Client Overview: A prominent Investment Bank with a large trading floor, faced significant challenges managing its market risk data and systems. The bank’s trading activities had grown rapidly, the demands of the market risk function had also grown due to increased product range, trading volumes and regulations. In over 15 years neither processes or systems had been streamlined or upgraded. The bank was spending heavily on maintaining data centers that were creaking at the seams and not fit for modern demands. This case study explores how streamlining and migrating to the cloud helped the bank reduce costs, enhance efficiency, and achieve regulatory compliance.
Understanding the Problem: At our first meeting the brief was stated as:
“We need to move the whole of risk to the cloud so that we can close the data centres and save a shed load of money”
What is the whole of risk? What does it look like? No one could answer, our first task was to answer these questions and build a picture of the current ‘As Is’ state.
Strategic Approach: We set to work identifying all the different teams and systems involved in the creation of risk metrics.We created a current state flow for market risk and evolved this through workshops and meetings

What Does
the Whole
of Risk
Look Like?
This comprehensive approach resulted in a detailed understanding of the risk calculations, the data and the systems, with this we created a swim lane process map for the ‘As Is’ state. Now we knew what ‘the whole of risk’ looked like.
Our analysis of the risk flow showed us that the bank had 24 different risk systems operating in silos, each with its own data requirements, often producing metrics that were no longer used.

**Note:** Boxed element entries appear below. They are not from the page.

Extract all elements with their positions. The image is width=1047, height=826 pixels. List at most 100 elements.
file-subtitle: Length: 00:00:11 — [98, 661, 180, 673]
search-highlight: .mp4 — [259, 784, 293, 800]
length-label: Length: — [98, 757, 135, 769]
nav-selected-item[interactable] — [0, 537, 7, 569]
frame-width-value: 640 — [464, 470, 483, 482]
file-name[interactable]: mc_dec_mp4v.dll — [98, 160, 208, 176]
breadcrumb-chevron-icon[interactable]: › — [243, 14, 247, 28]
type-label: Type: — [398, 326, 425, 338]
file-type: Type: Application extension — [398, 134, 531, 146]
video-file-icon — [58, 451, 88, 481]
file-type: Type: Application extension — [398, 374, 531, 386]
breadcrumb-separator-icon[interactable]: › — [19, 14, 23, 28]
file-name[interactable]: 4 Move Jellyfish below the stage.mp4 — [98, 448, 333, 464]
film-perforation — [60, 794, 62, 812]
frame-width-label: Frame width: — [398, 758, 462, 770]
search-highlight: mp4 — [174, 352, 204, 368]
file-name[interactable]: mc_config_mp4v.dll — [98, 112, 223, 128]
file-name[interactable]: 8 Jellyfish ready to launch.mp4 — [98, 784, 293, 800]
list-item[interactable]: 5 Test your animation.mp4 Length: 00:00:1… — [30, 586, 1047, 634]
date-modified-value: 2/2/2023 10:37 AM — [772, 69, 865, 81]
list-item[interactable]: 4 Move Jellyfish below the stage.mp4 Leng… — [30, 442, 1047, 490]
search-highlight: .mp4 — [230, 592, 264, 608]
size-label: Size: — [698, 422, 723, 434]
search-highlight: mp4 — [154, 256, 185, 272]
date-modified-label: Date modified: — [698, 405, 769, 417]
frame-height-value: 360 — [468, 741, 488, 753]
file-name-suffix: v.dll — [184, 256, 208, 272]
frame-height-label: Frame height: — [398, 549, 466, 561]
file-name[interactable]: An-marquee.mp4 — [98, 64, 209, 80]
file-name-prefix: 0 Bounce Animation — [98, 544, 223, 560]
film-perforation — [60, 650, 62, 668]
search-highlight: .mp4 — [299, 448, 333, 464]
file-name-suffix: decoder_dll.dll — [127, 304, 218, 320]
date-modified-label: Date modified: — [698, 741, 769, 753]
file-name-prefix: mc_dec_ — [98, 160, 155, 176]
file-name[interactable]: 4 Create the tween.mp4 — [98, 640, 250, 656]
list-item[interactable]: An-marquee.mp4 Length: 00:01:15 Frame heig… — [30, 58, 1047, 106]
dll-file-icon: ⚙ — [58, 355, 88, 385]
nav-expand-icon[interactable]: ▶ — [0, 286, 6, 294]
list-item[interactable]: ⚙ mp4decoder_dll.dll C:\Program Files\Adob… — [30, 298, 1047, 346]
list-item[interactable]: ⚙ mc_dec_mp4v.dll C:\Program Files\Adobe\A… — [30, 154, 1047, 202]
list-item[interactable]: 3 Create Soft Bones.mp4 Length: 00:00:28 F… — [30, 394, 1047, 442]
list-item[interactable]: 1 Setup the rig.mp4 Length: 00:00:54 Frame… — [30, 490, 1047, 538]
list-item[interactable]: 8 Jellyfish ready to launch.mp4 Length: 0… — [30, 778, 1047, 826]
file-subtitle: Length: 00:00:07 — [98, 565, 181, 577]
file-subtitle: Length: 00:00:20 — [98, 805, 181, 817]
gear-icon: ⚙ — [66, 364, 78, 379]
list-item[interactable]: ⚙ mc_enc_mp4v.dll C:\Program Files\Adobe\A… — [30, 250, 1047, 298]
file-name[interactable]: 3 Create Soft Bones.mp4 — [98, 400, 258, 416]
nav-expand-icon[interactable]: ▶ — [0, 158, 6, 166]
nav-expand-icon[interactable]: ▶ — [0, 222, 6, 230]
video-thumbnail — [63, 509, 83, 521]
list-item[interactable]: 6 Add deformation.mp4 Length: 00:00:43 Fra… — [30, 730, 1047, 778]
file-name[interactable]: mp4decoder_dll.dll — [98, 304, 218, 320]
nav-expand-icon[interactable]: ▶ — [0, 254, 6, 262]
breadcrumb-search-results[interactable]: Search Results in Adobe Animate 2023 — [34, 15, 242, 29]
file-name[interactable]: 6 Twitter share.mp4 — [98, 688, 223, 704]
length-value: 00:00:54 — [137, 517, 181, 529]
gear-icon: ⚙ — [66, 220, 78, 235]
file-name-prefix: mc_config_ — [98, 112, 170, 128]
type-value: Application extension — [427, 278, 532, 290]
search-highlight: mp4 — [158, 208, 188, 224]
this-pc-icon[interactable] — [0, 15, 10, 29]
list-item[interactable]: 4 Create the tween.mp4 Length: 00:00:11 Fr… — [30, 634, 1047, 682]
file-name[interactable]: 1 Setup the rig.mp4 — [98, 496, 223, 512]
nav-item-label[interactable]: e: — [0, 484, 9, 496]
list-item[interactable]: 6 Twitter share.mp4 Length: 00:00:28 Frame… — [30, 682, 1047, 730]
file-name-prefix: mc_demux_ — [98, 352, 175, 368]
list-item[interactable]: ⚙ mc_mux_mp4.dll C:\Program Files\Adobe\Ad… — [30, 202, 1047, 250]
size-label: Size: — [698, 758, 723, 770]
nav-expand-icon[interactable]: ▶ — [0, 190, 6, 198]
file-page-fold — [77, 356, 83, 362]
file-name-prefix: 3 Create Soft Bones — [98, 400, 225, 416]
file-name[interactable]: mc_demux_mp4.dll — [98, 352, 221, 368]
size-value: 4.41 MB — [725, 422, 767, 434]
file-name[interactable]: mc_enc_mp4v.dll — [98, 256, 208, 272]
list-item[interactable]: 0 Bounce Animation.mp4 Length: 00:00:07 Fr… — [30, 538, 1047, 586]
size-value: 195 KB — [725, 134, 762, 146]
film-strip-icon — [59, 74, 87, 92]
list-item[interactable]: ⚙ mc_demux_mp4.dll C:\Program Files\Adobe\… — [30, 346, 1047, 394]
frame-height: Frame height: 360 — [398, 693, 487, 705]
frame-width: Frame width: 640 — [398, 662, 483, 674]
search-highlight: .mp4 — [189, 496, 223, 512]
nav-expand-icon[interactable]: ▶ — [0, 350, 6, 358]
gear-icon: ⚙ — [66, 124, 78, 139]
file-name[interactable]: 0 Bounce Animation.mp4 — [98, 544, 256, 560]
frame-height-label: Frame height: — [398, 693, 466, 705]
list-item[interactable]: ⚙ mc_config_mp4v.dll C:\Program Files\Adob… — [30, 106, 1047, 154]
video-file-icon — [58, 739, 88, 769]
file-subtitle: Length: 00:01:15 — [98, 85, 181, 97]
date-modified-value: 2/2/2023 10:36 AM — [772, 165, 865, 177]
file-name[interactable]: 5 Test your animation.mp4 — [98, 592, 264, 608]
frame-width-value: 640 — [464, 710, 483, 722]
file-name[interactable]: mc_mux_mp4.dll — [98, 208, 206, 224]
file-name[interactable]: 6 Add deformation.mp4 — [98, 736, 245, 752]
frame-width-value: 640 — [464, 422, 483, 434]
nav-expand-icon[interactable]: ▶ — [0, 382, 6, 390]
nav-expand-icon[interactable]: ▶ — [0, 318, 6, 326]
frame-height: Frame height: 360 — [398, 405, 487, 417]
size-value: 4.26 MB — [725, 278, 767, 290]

This led to a sprawling, costly, and inefficient data landscape.

Trading Regulations: FRTB; Basel 3; SFTR; PRA
Whilst we were building a picture of the whole of risk, some new regulatory requirements came along, namely, FRTB (Fundamental Review of the Trading Book; Basel III new Value Adjustments (xVA’s) ; SFTR (Securities Financing Transactions Regulation) and changes to PRA. After workshops with legal, quant and risk teams we knew that we needed to source data and calculate brand risk metrics such as ES (Expected Shortfall) not calculated by current systems. We worked closely with the technical architect to map a brand new ‘To Be’ flow that would be built straight into the cloud.
Implementation Steps

Stakeholder Engagement and RACI; Requirements Gathering and Documentation; Process Mapping and Use Case Development
- Stakeholder Engagement and RACI Matrix Development:
- Developed a comprehensive RACI (Responsible, Accountable, Consulted, Informed) matrix to clarify roles and responsibilities.
- Identified 24 risk systems within scope
- Requirements Gathering and Documentation:
- Conducted meetings and workshops to gather and document requirements.
- Mapped over 300 functional use cases across the 24 systems.
- Process Mapping and Use Case Development:
- Created a detailed ‘As Is’ process map and developed ‘To Be’ functional use cases.
- Produced user stories and use cases for regulatory compliance under Basel 3, FRTB and SFTR.
- Conducted a gap analysis to ensure all requirements for risk metrics were met.

Results and Outcomes:
- Cost Savings: Reduced data center costs
- Enhanced Efficiency: Streamlined 24 risk systems into a unified cloud platform.
- Regulatory Compliance: Improved accuracy and complied with regulatory standards.
- Improved Data Management: Enhanced data accessibility and decision-making capabilities.